Подобные взрывы происходили чаще всего ночью, внезапно, причем с вечера больной был спокоен, ужинал с аппетитом и быстро засыпал. Первоначально Нина пыталась его успокоить, однако впоследствии поняла, что вмешательство ее еще более травмирует Юрия Дмитриевича; она даже привыкла не плакать при нем, не выражать отчаяния, а просто держала его за плечи и голову, чтоб он, жестикулируя, не поранил себя, ударившись о край кровати или стену. Случалось, после приступа наступало состояние, напоминающее коматозное: изменение глубины ритма дыхания, слабый пульс, охлаждение конечностей. Нина звонила медсестре, вызывала Буха. Однако постепенно здоровье больного начало улучшаться. Приступы прекратились, сон стал более спокоен. Юрий Дмитриевич начал вставать, ходить по комнате. Первоначально он был так слаб, что, пройдя от кровати до кресла, ощущал сердцебиение, словно пробежал несколько километров. Он как-то сразу сильно постарел, сгорбился; говорил он теперь мало – должно быть, от слабости, и, когда Нина обращалась к нему, он смотрел на нее и виновато улыбался. Всё ж к весне он несколько оправился, пополнел, ожил. Когда наступили первые теплые дни и Нина, сорвав полосы пожелтевшей бумаги, раскрыла оконные рамы, Юрий Дмитриевич подвинул кресло к окну и подолгу сидел молча, смотрел, поставив локти на подоконник и подперев по-детски подбородок ладонями.
– Впечатления, – сказал Бух. – Перемена впечатлений – вот что ему теперь надо… Лучше всего – маленький городок…

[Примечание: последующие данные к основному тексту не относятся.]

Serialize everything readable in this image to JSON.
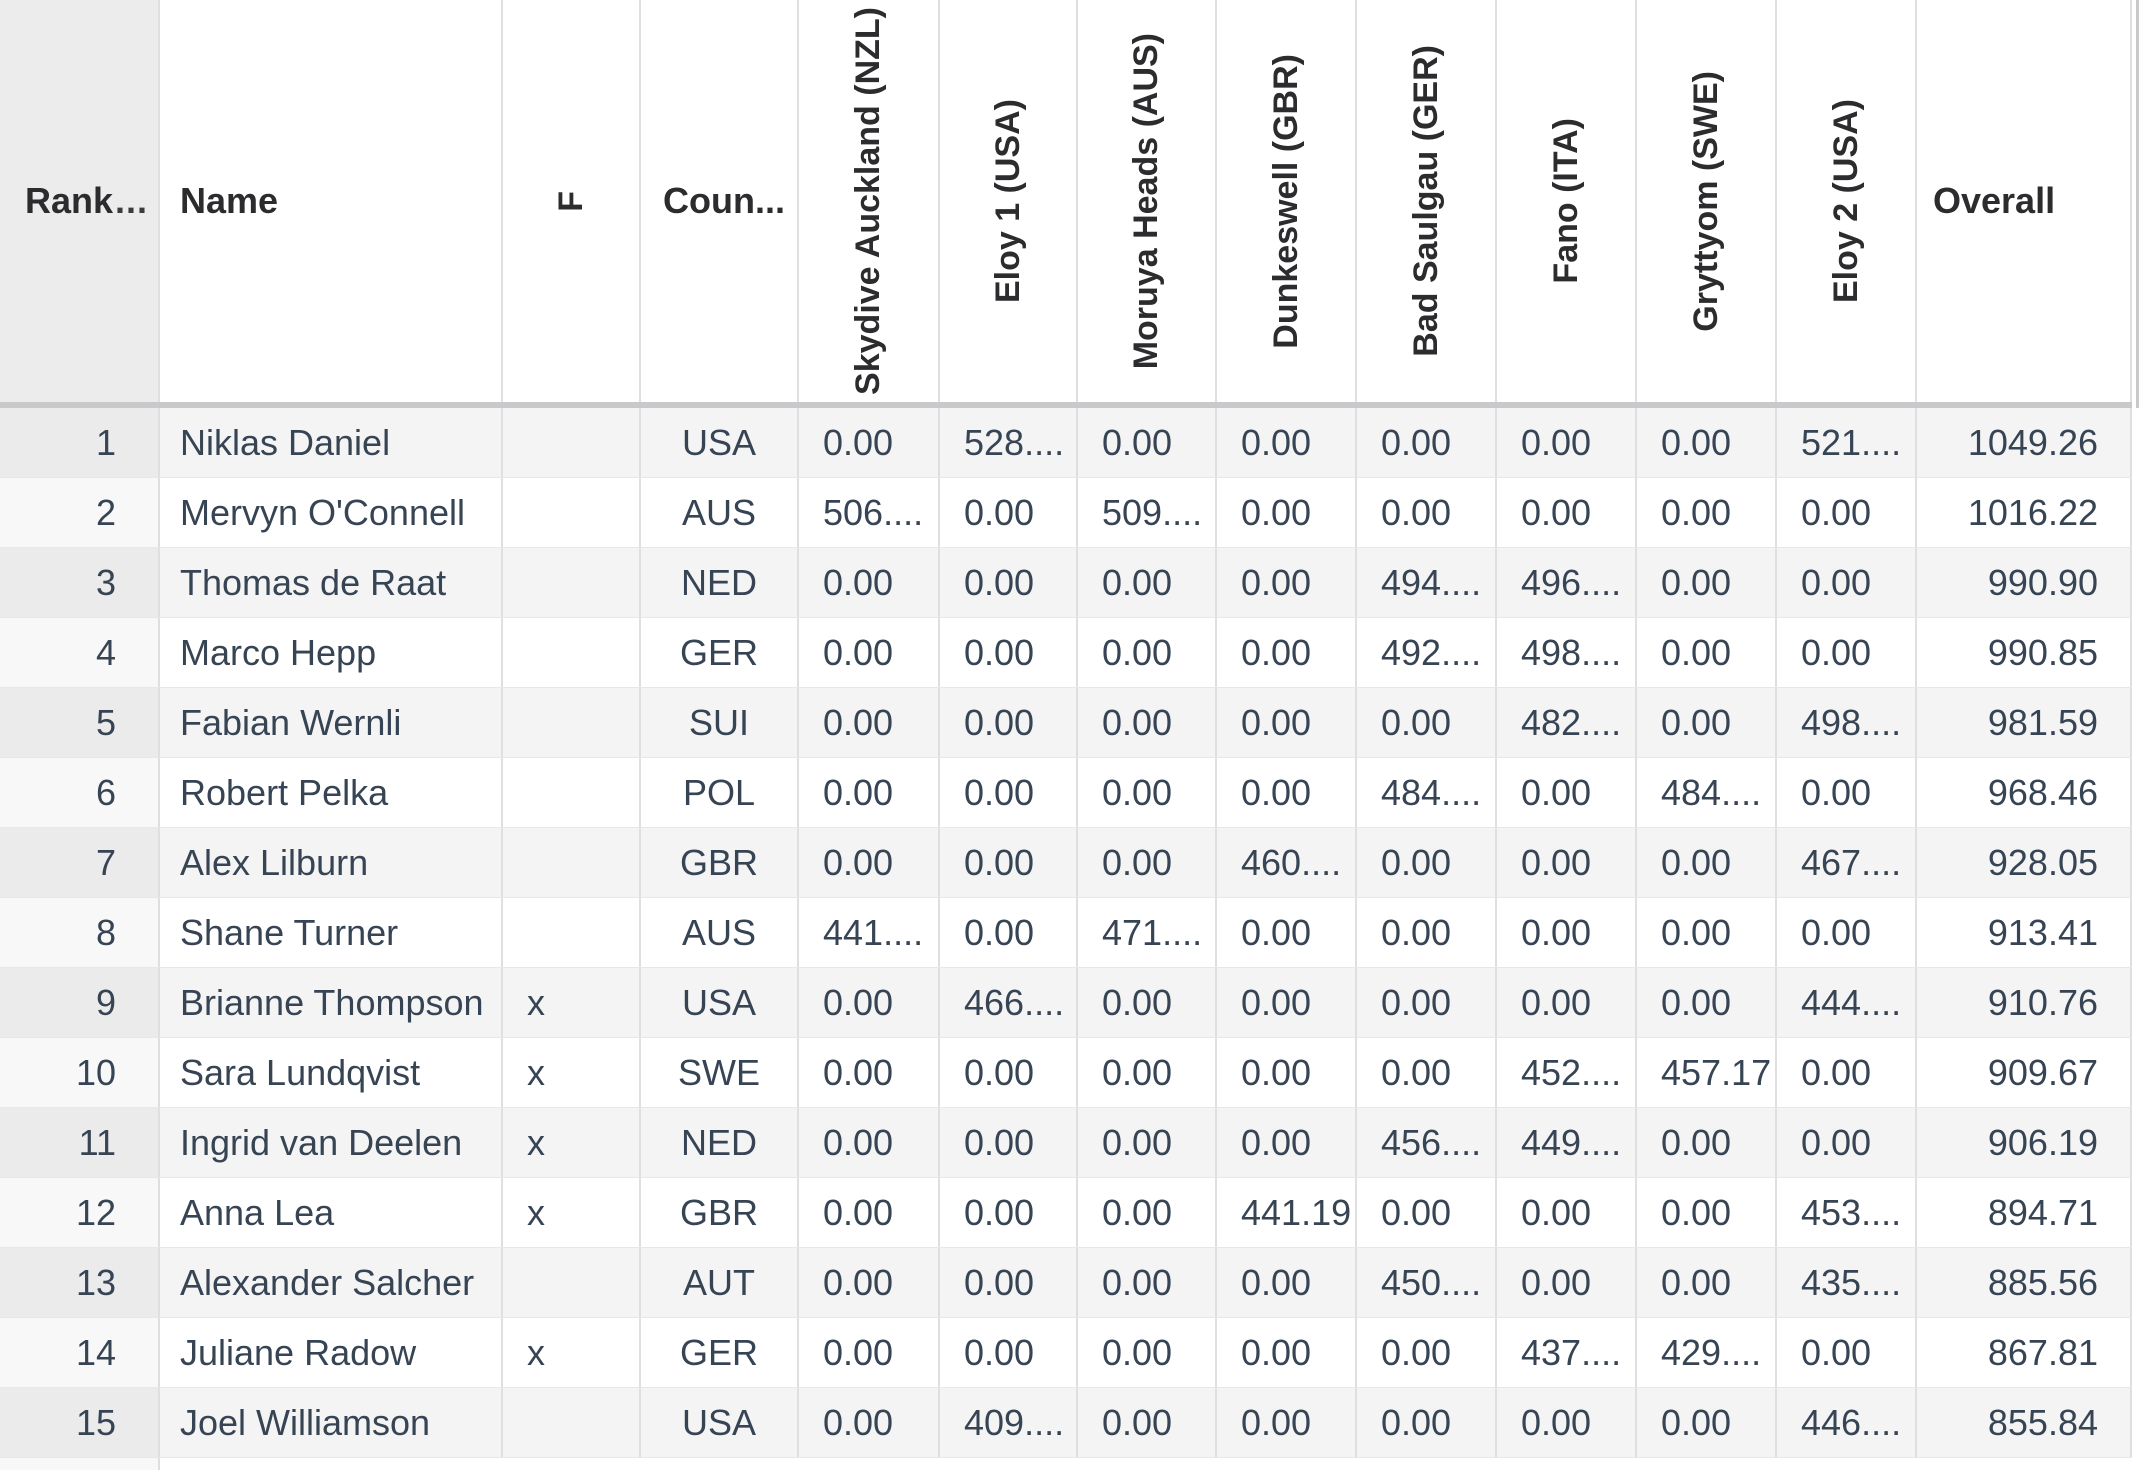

В апреле Нина и Юрий Дмитриевич выехали жить в маленький городок на юго-западе. Квартиру свою они обменяли, и теперь у них были две небольшие комнатки и кухонька, до половины занятая русской печью. Дом был старый, двухэтажный, в нем жили в основном работники местного горкомхоза. Потолок в квартире был лепной, довольно аляповатый – птички и фрукты, ранее, очевидно, позолоченные; позолота еще и теперь проглядывала сквозь слой белил. В углу стояла очень красивая, с изразцами, кафельная печь. Однако служила она лишь для украшения, так как топили не ее, а другую печь, выстроенную уже позднее, к которой были подведены газовые трубы.
В общем с ними коридоре, за стеной, жила в крошечной комнатушке Лиза, тридцатилетняя женщина с трехлетней девочкой Дашуткой. Лиза работала уборщицей в бане.
– В бане работаю и в бане живу, – говорила она. – Тут при старом хозяине ванная была…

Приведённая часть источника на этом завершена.